Понимаете, я бы сказал так: человеку по праву принадлежит все, что сказано и подумано на том языке, на котором он говорит. И никто не должен и не может определять, читать мне эту книгу или не читать. Все, созданное на моем языке, на языке моей культуры, принадлежит мне по праву. И обеспечить эту принадлежность — наша первая задача. Сплошные, ничем не стесняемые токи коммуникаций, интенсивного взаимообмена мыслями, книгами и т. д. без какой-то дискриминации — это гражданское право человека. — Мы живем на пороге новых информационных подходов, когда, казалось бы, техника позволит делать то, к чему Вы призываете, — мгновенно обеспечивать информацией максимально большое количество людей. Какие здесь могут возникнуть проблемы? — В кровеносных сосудах есть такие узкие места, где происходит закупорка, и именно там возрастает давление. У нас две «закупорки»: и необратимым образом здесь что-то случится, как бы близорукий администратор ни отгораживался ладошками, думая, что может продолжать жить по-прежнему.

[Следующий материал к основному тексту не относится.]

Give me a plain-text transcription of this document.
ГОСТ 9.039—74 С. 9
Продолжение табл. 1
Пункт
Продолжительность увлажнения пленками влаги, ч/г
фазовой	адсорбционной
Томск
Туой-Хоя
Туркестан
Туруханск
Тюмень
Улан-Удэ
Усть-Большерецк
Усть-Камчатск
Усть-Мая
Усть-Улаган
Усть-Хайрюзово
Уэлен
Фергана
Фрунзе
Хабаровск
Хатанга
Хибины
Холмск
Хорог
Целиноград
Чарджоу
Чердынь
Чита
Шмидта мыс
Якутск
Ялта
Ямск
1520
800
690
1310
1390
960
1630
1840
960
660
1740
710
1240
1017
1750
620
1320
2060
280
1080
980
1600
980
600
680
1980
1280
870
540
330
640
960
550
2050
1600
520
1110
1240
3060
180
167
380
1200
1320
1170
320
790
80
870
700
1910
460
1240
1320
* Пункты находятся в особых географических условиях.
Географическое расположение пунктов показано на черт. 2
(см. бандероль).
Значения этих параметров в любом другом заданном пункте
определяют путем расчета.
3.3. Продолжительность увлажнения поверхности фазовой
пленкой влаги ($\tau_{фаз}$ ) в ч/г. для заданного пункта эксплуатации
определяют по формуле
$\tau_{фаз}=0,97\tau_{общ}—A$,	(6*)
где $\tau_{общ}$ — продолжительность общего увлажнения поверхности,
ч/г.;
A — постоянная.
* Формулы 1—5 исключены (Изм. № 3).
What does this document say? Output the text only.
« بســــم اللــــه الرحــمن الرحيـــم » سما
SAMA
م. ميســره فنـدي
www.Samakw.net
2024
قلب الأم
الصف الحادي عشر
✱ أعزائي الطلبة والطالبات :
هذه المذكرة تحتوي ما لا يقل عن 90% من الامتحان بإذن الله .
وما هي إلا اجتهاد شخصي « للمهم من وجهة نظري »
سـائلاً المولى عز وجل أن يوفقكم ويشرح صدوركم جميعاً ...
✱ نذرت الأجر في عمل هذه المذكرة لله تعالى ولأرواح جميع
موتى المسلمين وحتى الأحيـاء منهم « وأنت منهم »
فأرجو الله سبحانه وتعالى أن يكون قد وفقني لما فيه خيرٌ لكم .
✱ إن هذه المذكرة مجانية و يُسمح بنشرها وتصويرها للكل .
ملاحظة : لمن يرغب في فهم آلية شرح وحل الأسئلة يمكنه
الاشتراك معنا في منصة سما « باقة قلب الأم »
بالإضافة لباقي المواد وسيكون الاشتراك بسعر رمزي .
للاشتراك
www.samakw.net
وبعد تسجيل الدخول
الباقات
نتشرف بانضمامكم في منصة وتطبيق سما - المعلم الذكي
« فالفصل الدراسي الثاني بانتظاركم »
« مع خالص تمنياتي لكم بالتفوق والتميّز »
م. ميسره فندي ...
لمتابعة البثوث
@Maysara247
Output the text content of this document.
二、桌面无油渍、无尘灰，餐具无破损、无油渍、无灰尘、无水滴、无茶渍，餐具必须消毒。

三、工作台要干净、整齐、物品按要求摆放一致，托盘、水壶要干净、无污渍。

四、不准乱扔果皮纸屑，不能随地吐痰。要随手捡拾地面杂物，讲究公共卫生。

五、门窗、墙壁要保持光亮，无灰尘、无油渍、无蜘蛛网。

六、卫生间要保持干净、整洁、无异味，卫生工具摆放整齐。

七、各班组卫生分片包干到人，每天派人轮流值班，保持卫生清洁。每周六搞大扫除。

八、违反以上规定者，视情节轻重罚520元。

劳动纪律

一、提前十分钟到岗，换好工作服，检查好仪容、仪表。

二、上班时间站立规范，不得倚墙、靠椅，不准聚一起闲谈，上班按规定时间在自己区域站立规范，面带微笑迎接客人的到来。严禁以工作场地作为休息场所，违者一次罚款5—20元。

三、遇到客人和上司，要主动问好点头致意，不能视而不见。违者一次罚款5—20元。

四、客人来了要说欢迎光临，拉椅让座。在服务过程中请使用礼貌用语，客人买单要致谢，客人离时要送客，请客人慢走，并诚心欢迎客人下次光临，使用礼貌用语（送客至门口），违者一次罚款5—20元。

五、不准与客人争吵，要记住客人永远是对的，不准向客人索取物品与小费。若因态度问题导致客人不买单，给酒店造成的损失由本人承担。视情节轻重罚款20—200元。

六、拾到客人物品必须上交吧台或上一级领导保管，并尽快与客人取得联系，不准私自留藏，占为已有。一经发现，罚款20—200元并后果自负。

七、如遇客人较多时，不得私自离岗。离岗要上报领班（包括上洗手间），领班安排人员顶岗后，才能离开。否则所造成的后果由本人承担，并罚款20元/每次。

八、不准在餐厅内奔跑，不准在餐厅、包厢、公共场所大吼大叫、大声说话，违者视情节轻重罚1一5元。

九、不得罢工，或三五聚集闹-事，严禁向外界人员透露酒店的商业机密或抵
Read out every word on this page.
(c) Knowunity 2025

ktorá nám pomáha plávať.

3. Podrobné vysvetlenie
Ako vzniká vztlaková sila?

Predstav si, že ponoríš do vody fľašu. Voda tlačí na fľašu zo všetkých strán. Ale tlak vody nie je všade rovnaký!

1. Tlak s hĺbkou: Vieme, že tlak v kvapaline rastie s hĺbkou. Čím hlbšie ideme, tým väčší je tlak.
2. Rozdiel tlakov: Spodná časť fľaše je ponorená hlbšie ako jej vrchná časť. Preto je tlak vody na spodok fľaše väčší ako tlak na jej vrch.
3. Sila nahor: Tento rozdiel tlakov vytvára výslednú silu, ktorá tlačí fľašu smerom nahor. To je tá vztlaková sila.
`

Первое — это компьютеры. В наших условиях, это, конечно, пока потусторонность. Компьютер абсолютно исключает какую-либо монополию на информацию и какие-либо правила, определяющие заранее, какая информация кому доступна, а кому не доступна. Так как же собираются здесь быть? Нельзя ввести компьютеры, сохраняя наш уклад, быт по отношению к информации — они будут абсурдной потусторонностью. Значит, есть лишь один выход демократизация и открытость общества, владение им культурой сложности и многообразия.

Второй пункт — книжное дело. Жизнь требует малых подвижных издательств, где книга могла бы издаваться через месяц-два. А наша издательская система, за централизованную монополию и плановость которой судорожно цепляются, это исключает. Но ведь требования жизни необратимы.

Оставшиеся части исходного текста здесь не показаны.